What you get when searching for pictures on “vacuum” on the internet. Well, at least google has its priorities straight. This is much closer to reality than a lot of the other stuff.

So should we worry? These decays of the universe travel with the speed of light. Once they arrived, they already destroyed you. Nobody can ever observe them. On principle, nothing can observe this decay. If it traveled with only half the speed of light, we would see it coming from all sides, but since doomsday propagates as fast as light, we cannot ever see it coming - on principle - go ask Einstein.

So what happens? Nothing! In fact, the universe could as well have a 'semi-fundamental' description where any grapefruit sized part decays with an average life-time of only a millisecond. Nothing would be different. If you like, you can phrase this in Many World language and say that this is so because all the “parallel worlds”, where the universe decays, “disappear” without any observer noticing. Those parallel worlds where the universe still has not decayed, well, they still have not decayed – nothing more to say.

A God’s-eye view of what it would look like if a false vacuum bubble universe formed and detached from the “real” universe. Does not destroy the universe but could be observed and would therefore be actually dangerous! Source: Vice

Before any confusion arises: This is not wild speculation grounded on a multiverse concept. A multiverse is expected but not necessary. This issue is also not to be confused with semi-religious “quantum immortality” or say the anthropic principle. Although many will want to push this discussion under such labels, it does not fully belong there, though similarities and connections are present. All it “needs” is a proper understanding of the Many Worlds concept, which is true simply because nothing else can be consistently expressed.
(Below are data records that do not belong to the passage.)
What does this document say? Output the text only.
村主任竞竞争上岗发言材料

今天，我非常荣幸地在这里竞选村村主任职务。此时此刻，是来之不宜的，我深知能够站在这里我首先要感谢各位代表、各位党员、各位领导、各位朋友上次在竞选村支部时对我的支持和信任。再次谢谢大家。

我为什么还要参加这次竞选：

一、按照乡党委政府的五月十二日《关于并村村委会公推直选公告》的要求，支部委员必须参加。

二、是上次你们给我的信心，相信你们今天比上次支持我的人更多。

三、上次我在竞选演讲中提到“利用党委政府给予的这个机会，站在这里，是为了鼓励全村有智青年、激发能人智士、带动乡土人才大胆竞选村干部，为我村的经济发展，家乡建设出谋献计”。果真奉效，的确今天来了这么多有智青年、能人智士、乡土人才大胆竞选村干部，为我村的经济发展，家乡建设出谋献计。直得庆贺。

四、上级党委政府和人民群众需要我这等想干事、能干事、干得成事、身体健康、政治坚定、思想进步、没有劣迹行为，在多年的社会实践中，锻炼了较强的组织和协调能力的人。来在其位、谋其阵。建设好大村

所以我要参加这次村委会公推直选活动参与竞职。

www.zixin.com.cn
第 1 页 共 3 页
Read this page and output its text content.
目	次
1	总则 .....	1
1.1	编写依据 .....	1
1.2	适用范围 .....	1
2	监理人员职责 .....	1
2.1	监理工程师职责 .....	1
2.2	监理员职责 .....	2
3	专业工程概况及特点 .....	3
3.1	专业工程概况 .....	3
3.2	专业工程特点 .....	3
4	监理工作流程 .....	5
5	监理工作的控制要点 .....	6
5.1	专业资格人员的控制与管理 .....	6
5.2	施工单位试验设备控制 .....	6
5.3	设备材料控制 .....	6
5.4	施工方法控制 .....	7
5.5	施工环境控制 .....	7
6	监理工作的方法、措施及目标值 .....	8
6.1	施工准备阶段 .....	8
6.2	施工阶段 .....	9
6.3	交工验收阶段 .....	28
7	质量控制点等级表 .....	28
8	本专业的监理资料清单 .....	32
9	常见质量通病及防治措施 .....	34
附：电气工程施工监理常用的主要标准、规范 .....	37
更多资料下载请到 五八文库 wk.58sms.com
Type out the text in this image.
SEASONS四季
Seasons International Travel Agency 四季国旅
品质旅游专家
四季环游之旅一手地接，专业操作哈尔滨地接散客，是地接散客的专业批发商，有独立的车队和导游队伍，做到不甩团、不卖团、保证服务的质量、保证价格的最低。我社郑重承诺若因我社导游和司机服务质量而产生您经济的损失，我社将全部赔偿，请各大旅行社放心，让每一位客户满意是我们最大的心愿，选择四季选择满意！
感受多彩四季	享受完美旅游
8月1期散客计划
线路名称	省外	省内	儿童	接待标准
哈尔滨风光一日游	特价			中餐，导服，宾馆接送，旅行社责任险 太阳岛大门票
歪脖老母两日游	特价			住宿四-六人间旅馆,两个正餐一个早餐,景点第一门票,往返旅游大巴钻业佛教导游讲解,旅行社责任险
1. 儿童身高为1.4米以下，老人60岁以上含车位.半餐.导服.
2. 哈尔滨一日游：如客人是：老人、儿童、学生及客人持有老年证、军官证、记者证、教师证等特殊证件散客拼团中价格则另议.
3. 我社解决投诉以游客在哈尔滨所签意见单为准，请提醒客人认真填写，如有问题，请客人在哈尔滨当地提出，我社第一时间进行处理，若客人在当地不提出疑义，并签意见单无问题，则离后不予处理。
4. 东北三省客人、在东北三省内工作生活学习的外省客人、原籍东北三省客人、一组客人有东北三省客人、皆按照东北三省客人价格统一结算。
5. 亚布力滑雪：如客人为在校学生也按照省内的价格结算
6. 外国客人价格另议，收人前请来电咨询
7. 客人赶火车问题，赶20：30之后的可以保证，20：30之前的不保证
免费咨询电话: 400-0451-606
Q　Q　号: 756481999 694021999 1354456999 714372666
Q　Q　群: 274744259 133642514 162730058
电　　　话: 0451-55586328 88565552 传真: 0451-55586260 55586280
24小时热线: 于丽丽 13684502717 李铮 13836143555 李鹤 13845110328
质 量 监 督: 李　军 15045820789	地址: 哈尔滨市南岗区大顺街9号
Of course, a theory that did describe all physics closely according to what observers actually observe would be more satisfying and ultimately fundamental. However, physics today still deals mostly with theories that describe the universe as something that is directly really “existing” in some sense even without observers, as if it is made out of “real stuff” (which it is fundamentally not). In those theories, which are after all the best theories we have, there is no guaranty that a consistent description can be found where the universe is stable. Nothing to worry about.